Now, in my work at my local church and in the non-profit organization I work with, God graciously allows me to use the gifts he gave me to serve Him and build up His church. I no longer live in fear. My confidence is not in myself or my abilities, but in Christ who saved me. I cannot point to a specific event or instance that caused me to suddenly grow in confidence. Rather, as time passes, I am ever more sure of my need and dependence on Christ. It is a day-by-day, moment-by-moment surrender to the Lord. It is looking to the Word and to the work of God in my own life and being reminded of His faithfulness. 

I know that I can fully trust the Lord, because He is holy, faithful, and eternally trustworthy. No matter the job title, responsibilities, or daily work God puts before me, I pray for the strength and humility required to do it faithfully and obediently. My deepest desire is to hear my Father say, “Well done, my good and faithful servant.” 

We are not equipped for or expected to carry the load of the Great Commission alone. God fills all believers with His Holy Spirit, and He brings us into His family. We are individual parts of the body of Christ (1 Cor. 12:12-31), all working together. “But as it is, God has arranged each one of the parts in the body just as He wanted” (1 Cor. 12:18, CSB). This is incredibly comforting. All gifts from God are needed for the health of the body of Christ. He arranges each “part” exactly as He wants. Exercising your spiritual gifts is not a matter of you deciding what is most useful or needed. It is a matter of humble obedience to our God who created you, who saved you, and who empowers you with the Spirit to “Go, therefore, and make disciples” (Matt. 28:19).
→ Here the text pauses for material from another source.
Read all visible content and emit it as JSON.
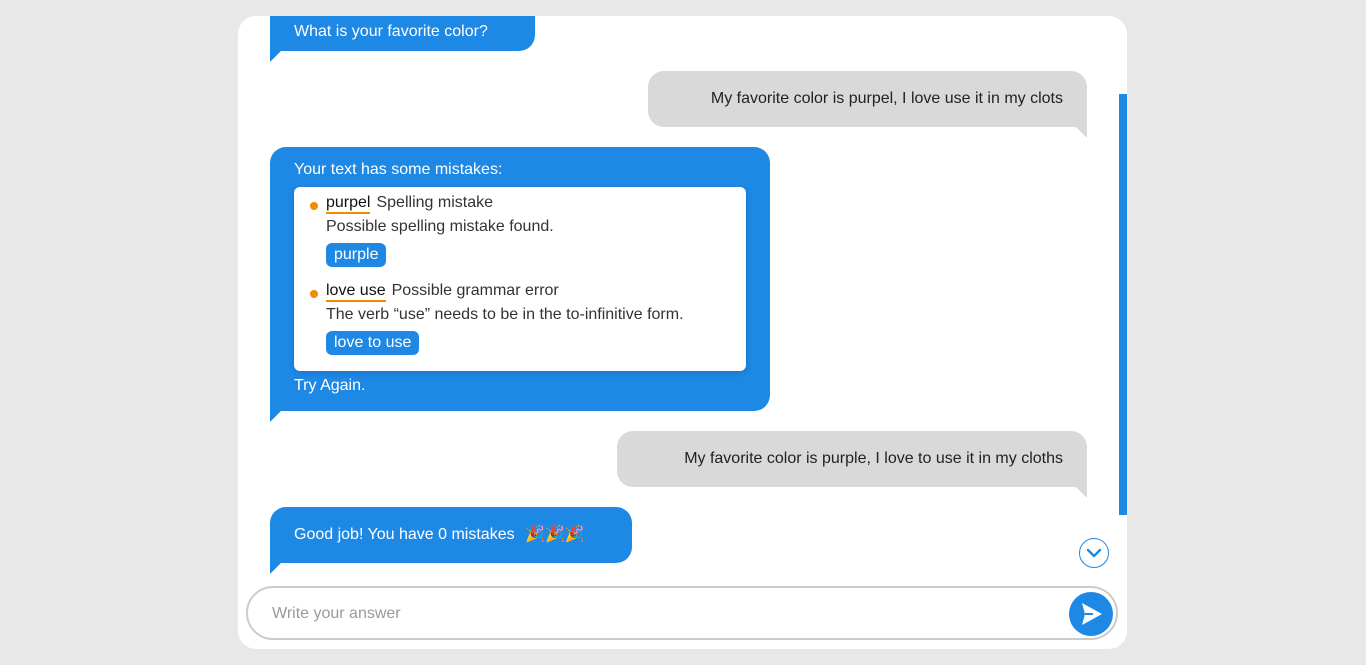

Looking back over years of being the “bossy” one and the “know-it-all,” I see God’s hand in it all. He transformed my gifts of leadership and teaching into something beyond what I could have imagined. God continues to sanctify me. I am far from perfect, and I will always experience failure until I am in heaven. But I can praise God for the years of humbling me and refining me, and I look to the future with excitement and expectancy. I can honestly say, maybe for the first time in my life, that I am confident in who God made me to be and the work He has set before me. I must only trust Him with it. I continually pray for deep trust in my Father, a heart of humility, and open hands. This is not my work, but His. May I do it faithfully.